The protagonist, des Esseintes, is an enormously wealthy aesthete suffering from nervous complaints who retires to the countryside to furnish the perfect house.  Most famously, hoping “to enhance the vivacity of [the]colours” of an oriental carpet, des Esseintes acquires a tortoise, but no, “the carpet was still too gaudy, too showy, too new.”  He has the tortoise gilded and encrusted with rare gems, soon killing the poor beast, which “hadn’t been able to bear the dazzling luxury that had been imposed on it” (Ch. 4).

This reminds me that des Esseintes’s mother had “died of exhaustion” (“Notice,” 36), which came from doing nothing at all.

Des Esseintes decorates with books.  He decorates the dining room in a sea theme, with the sunlight entering the room through an aquarium containing mechanical fish and “the odour of tar” sprayed into the room;  the crowning touch is “a table on which rested a single book, bound in sealskin, The Narrative of Arthur Gordon Pym, specially printed for him on laid paper of pure linen with a seagull watermark, each sheet of which was selected by hand” (Ch. 2, 52).

The great tension of the novel is the distance between the genuine opinions of the author, which are eccentric, and the nonsense of the protagonist, who is way way out there.  The book is one of the source documents of 1890s Decadence, but is at the same time a parody of Decadence, an attack on the very ideas it advocates.

For Huysmans, the book was a turning point, a first step towards his return to the Catholic Church and transformation into a genuine religious writer.  He writes in a “Preface, written twenty years after the novel” that is took him eight years to understand the path the novel had put him on, although Zola, “shrewder than the Catholics,” saw it right away and urged Husymans to stop undermining Naturalism, whatever that means.

The translation, ornate and sharp, is Brendan King’s.  Maybe I’ll write one more post, about the books, of course, the books, what else.


  1. Nathalie Sarraute's The Planetarium is a lot about interior decoration, if that's your thing. I never got very far with this book; the kind of novel, I felt, you don't need to read all of.

  2. "Des Esseintes decorates with books."

    As Anthony Powell - or, rather, his character "Books" Bagshaw - said: "Books do furnish a room."

  3. Is Powell the originator of that quotation? So recent! It's funny how literally des Esseintes takes it. There are two scenes in the novel of the character organizing his books.

    I have mentally noted The Planetarium - never read a Sarraute novel - it just does not seem like it ought to be much of a tradition, furniture fiction.

    You could definitley pick out the pieces of After Nature of highest interest and skip the rest. Botanists can read the chapter about flowers, etc.
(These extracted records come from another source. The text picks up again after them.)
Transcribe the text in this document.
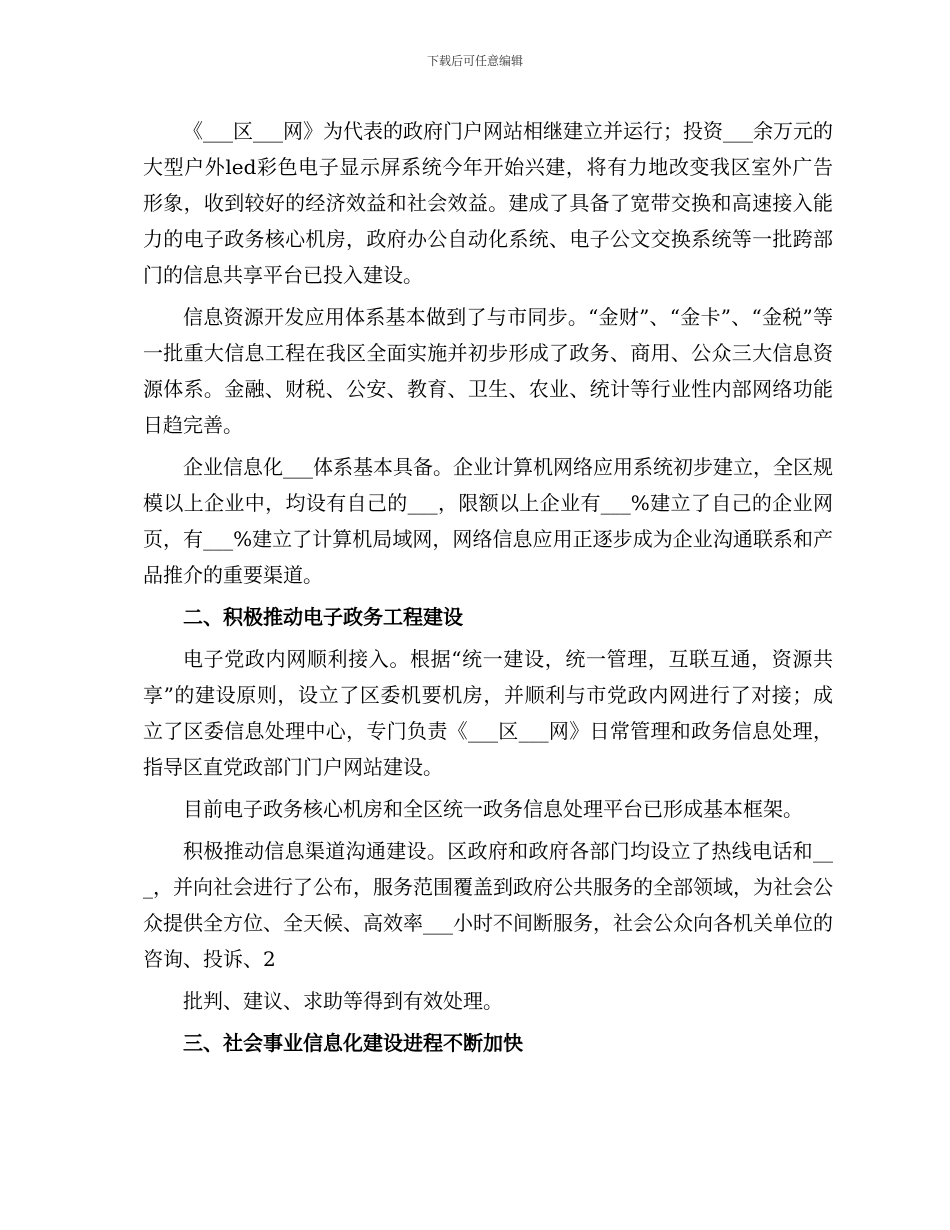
下载后可任意编辑

《___区___网》为代表的政府门户网站相继建立并运行；投资___余万元的大型户外led彩色电子显示屏系统今年开始兴建，将有力地改变我区室外广告形象，收到较好的经济效益和社会效益。建成了具备了宽带交换和高速接入能力的电子政务核心机房，政府办公自动化系统、电子公文交换系统等一批跨部门的信息共享平台已投入建设。

信息资源开发应用体系基本做到了与市同步。“金财”、“金卡”、“金税”等一批重大信息工程在我区全面实施并初步形成了政务、商用、公众三大信息资源体系。金融、财税、公安、教育、卫生、农业、统计等行业性内部网络功能日趋完善。

企业信息化___体系基本具备。企业计算机网络应用系统初步建立，全区规模以上企业中，均设有自己的___，限额以上企业有___%建立了自己的企业网页，有___%建立了计算机局域网，网络信息应用正逐步成为企业沟通联系和产品推介的重要渠道。

二、积极推动电子政务工程建设

电子党政内网顺利接入。根据“统一建设，统一管理，互联互通，资源共享”的建设原则，设立了区委机要机房，并顺利与市党政内网进行了对接；成立了区委信息处理中心，专门负责《___区___网》日常管理和政务信息处理，指导区直党政部门门户网站建设。

目前电子政务核心机房和全区统一政务信息处理平台已形成基本框架。

积极推动信息渠道沟通建设。区政府和政府各部门均设立了热线电话和___，并向社会进行了公布，服务范围覆盖到政府公共服务的全部领域，为社会公众提供全方位、全天候、高效率___小时不间断服务，社会公众向各机关单位的咨询、投诉、2

批判、建议、求助等得到有效处理。

三、社会事业信息化建设进程不断加快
    1. A lot of late nineteenth century writers were obsessed with books. There's a book - The Pataphysician's Library - about the (real) books owned by the (fictional) Dr Faustroll. When did Logan Persall Smith say "People say life is the thing, but I prefer reading."?

    2. Helps keep your book alive, flattering the bookish.

  4. This is so funny. I just read the Houellebecq novel "Submission", in which the protagonist is a Huysmans scholar. But the novel gives only a vague sense of what Huysmans work is like, at least, this blog post makes it a lot more clear. It sounds fun to read. I think I would really like some vintage decadence.

  5. A Huysmans scholar! A good gag. Huysmans's move from materialism - even Satanism of the French literary sort - to orthodox, if aestheticized, Catholicism seems relevant to Houellebecq's concept.

  6. I'm currently reading Gabriele D'Annunzio's deliberate impersonation of À rebours, Il piacere (Pleasure), so this is a hoot. There hasn't been a jewel-encrusted tortoise yet, but I'll almost be surprised if I get to the end of the book without finding one. There are, however, plenty of books lying about in gaudily-decorated rooms.

  7. Oh good, I can compare notes, then. I have wondered about that D'Annunzio book.

    More on the books later today. Canon formation. Dickens as deconstructionist aphrodisiac. That sort of thing.